Un coro de aullidos amenazadores saludó sus palabras.

—¡Escúchame, gran rey! Yo no soy responsable de esta guerra. No pido otra cosa que pasar por tu reino. Estoy dispuesto a ofrecerte una parte de mis riquezas.

—Puedo cogerlas por mí mismo después de haber acabado con los tuyos.

Los gritos aumentaron. Sin embargo, a pesar de la hostilidad que demostraban sus guerreros, Hakurna no parecía decidido a dar la orden de ataque. Imhotep comprendió entonces que tenía miedo.

—Todavía no has conseguido la victoria, señor. Los míos están bien armados. Habrá numerosos muertos por ambos bandos. Tal vez tu ejército consiga aniquilarnos… Pero si nosotros resultamos vencedores, nada nos impedirá entonces cruzar el Nilo y apoderarnos de tu ciudad. No veo guerreros en la otra orilla.

Hakurna hizo un gesto de enfado. Imhotep insistió.

—¿Es todo lo que queda de tu ejército, Hakurna? ¿Están los egipcios a punto de conquistar Tutzis?

El otro replicó con arrogancia.

—Mi ejército es mucho más importante. Está rechazando al invasor más allá de la Primera catarata.

—¡Es falso! No creo que tus tropas hayan vencido. En caso contrario, no tendrías ningún escrúpulo en ordenar a tus hombres atacar. Pero las necesitas para defender Tutzis.

—¡Calla!

—El ejército del Horus se acerca, ¿no es así?
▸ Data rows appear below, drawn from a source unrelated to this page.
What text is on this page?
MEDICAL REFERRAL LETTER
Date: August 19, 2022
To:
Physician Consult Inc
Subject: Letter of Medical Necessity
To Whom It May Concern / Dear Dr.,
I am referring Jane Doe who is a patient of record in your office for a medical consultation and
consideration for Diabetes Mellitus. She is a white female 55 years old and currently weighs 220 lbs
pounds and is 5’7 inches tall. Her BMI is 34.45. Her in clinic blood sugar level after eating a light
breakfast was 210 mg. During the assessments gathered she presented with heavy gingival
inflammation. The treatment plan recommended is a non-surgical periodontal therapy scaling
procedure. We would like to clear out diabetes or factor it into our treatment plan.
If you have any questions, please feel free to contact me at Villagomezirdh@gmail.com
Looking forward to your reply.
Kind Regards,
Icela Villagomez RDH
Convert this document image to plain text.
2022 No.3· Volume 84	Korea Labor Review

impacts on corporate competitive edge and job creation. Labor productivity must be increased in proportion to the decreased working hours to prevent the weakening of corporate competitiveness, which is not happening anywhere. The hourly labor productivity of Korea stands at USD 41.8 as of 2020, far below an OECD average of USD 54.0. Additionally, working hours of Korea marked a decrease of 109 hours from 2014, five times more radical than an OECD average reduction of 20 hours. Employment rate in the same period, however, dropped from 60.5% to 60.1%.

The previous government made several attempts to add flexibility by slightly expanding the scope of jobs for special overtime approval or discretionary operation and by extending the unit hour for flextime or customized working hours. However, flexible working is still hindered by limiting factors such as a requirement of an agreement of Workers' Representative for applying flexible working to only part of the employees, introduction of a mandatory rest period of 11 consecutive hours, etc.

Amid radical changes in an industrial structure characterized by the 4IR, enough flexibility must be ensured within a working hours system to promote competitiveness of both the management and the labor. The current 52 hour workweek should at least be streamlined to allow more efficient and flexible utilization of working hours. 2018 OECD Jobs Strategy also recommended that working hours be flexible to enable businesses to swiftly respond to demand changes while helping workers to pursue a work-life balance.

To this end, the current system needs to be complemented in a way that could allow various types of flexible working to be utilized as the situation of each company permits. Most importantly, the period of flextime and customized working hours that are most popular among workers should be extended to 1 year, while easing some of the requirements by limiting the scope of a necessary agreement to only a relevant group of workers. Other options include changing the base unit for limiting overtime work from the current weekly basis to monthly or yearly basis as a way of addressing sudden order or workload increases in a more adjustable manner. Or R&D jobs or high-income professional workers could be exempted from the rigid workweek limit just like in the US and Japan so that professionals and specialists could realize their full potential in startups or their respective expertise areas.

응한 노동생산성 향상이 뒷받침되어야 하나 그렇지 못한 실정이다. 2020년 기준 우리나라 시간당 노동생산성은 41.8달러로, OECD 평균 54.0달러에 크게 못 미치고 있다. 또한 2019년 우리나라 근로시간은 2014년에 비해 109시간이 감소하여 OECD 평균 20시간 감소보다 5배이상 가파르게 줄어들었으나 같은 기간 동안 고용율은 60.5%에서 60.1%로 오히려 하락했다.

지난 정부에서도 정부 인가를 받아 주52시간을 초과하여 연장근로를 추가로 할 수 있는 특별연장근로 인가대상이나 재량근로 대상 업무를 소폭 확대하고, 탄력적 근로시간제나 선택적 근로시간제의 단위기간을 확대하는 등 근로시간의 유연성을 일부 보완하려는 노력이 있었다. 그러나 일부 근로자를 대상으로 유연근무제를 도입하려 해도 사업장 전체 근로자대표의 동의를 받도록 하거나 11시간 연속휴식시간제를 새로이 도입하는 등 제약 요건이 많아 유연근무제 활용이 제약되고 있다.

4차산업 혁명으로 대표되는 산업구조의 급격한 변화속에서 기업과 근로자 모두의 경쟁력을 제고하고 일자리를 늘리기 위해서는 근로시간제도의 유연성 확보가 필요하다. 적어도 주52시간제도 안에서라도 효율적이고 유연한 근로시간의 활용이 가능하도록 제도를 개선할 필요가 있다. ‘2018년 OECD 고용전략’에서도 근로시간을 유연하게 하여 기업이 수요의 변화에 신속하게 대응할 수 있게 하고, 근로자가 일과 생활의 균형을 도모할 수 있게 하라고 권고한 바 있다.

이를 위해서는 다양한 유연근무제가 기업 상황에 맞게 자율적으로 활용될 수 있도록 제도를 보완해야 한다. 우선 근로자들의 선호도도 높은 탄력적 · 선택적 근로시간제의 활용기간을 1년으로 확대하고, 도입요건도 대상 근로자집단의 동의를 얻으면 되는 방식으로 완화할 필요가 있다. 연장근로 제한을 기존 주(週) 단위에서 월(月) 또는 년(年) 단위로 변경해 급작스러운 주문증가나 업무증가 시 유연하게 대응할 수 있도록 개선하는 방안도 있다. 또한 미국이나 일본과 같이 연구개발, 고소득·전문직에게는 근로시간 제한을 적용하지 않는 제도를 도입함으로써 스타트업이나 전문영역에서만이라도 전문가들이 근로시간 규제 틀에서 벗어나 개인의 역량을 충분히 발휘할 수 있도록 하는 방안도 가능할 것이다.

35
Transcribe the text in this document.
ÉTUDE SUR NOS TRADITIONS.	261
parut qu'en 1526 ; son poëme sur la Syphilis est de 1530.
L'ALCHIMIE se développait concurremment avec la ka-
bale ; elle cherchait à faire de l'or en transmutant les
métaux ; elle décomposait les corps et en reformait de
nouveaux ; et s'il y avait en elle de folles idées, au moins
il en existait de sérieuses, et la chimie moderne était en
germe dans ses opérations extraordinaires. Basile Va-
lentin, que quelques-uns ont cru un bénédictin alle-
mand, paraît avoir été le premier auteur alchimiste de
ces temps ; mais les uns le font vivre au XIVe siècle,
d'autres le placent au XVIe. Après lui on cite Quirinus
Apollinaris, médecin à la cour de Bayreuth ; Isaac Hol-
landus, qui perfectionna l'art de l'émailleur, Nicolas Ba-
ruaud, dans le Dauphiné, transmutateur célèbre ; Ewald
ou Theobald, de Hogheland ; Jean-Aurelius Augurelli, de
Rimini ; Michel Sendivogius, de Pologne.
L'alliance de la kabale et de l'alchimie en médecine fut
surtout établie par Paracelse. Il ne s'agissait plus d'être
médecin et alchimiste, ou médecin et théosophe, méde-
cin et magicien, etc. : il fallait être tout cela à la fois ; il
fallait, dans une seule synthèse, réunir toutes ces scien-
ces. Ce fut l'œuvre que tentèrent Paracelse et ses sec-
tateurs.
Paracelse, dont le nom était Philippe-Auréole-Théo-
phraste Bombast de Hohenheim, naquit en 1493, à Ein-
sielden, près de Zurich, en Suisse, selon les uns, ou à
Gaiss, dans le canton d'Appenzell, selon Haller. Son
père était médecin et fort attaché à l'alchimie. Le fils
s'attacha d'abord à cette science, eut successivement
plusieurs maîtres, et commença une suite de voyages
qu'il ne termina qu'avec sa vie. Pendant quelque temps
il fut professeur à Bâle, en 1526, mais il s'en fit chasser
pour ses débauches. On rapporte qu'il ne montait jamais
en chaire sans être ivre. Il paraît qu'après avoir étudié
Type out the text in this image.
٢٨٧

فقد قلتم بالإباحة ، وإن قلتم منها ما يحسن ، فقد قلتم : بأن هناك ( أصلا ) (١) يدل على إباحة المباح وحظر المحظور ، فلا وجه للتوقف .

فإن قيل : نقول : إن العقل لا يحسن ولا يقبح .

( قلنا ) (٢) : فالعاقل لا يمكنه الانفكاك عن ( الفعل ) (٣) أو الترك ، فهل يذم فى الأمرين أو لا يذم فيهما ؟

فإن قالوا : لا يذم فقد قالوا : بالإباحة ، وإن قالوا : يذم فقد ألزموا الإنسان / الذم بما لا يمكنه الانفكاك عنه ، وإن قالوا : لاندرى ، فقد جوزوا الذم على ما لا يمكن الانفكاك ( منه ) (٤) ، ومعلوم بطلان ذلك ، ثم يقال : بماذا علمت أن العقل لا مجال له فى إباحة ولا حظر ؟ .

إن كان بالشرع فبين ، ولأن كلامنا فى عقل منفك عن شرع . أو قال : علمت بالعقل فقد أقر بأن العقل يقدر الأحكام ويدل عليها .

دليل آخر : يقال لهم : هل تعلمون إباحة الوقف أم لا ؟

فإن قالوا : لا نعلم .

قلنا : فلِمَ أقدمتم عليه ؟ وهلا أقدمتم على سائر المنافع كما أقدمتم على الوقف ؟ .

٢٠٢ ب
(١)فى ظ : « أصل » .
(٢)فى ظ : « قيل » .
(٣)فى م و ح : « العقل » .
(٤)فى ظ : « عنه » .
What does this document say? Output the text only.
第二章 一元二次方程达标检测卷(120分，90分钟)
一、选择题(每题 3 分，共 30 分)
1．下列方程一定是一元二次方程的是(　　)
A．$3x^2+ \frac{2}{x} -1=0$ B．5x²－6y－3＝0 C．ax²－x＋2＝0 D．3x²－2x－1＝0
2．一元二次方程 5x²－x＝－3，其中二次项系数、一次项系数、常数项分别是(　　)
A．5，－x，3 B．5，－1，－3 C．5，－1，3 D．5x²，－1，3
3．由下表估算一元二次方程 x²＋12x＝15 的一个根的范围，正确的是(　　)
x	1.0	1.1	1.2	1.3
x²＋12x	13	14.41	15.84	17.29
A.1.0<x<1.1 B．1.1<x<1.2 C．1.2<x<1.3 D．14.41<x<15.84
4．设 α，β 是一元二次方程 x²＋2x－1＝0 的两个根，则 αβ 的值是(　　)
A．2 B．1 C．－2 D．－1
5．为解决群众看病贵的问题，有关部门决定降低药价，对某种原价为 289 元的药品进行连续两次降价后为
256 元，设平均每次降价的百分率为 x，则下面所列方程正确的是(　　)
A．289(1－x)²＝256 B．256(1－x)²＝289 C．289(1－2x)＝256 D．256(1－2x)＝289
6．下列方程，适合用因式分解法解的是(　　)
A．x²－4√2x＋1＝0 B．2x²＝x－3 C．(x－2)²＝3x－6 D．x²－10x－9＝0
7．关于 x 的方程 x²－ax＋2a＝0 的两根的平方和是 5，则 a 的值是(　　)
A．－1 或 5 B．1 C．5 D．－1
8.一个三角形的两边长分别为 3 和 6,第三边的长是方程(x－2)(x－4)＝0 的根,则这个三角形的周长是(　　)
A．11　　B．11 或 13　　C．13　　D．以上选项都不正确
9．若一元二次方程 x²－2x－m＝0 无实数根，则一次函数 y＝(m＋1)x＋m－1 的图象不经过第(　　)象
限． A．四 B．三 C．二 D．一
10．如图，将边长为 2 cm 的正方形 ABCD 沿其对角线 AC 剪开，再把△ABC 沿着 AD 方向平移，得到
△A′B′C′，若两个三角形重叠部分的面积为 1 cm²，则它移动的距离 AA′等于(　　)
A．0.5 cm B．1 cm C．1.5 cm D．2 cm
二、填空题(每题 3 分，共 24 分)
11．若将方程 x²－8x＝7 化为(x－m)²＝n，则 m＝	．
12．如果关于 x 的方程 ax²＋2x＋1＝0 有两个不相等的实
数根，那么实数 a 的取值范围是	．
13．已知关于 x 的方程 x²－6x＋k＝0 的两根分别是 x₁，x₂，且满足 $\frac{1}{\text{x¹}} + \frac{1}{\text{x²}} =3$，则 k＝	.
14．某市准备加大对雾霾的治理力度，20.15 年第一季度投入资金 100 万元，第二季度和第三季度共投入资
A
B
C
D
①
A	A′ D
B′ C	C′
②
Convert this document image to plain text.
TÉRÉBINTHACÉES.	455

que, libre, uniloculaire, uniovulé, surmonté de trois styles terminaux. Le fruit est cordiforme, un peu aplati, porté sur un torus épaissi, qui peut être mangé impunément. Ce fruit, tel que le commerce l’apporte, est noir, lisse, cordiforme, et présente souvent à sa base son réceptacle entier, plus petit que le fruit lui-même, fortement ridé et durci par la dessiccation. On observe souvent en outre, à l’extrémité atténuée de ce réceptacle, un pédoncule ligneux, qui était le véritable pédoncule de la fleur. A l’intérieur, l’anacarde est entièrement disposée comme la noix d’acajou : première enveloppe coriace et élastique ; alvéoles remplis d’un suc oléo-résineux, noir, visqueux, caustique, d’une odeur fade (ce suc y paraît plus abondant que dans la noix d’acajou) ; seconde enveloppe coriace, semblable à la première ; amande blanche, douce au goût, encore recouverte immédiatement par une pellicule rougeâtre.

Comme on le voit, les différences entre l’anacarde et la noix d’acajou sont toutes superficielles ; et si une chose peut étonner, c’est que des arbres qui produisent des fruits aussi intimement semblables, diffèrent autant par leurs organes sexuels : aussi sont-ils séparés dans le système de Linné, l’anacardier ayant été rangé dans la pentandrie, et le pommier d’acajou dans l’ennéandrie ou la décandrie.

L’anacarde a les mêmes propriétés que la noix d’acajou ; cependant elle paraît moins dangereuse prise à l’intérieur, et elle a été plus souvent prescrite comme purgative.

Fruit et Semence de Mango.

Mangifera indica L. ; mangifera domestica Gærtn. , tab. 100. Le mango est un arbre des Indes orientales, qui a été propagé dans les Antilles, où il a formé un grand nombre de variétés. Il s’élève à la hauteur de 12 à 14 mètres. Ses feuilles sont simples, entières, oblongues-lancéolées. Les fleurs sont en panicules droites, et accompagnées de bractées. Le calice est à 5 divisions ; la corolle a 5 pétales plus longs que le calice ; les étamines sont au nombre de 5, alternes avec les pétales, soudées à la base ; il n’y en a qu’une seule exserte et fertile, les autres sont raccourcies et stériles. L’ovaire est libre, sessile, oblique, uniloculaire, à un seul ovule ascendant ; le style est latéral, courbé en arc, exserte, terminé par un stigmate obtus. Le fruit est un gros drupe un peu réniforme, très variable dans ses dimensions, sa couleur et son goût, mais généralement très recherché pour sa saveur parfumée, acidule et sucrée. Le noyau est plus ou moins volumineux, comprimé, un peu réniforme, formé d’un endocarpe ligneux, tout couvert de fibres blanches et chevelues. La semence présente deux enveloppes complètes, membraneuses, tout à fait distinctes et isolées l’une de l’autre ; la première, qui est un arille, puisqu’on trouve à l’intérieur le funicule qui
El rey nubio palideció. Imhotep tenía razón. Aprovechó su ventaja.

—Estos hombres son los únicos que te quedan, Hakurna. No puedes arriesgarte a perderlos luchando con nosotros. Ordénales que crucen el Nilo, y déjanos marchar. Somos comerciantes. No lucharemos contra ti.

El otro hizo un ademán de rabia impotente, y luego su rostro reflejó abatimiento.

—Lo has adivinado —admitió—. Los egipcios han conquistado Talmis y Tafis. Esas hienas apestosas han derrotado a mis guerreros. Sólo éstos que ves aquí han conseguido escapar. Ignoro dónde están los otros. —De rabia, escupió al suelo y añadió—: Sin embargo, mis tropas eran más numerosas que las de los egipcios. Pero el hombre que las manda es un verdadero demonio.

—¿Sabes su nombre? —preguntó Tanis.

El nubio la contempló con ojos perversos, escandalizado ante el hecho de que una mujer se atreviese a entrometerse en una conversación entre guerreros. Pero la joven sostuvo con altanería su mirada. Impresionado por su valor, Hakurna respondió con voz cansina:

—Ese perro se llama Djoser. Por lo que dicen, es el hermano del rey de Egipto.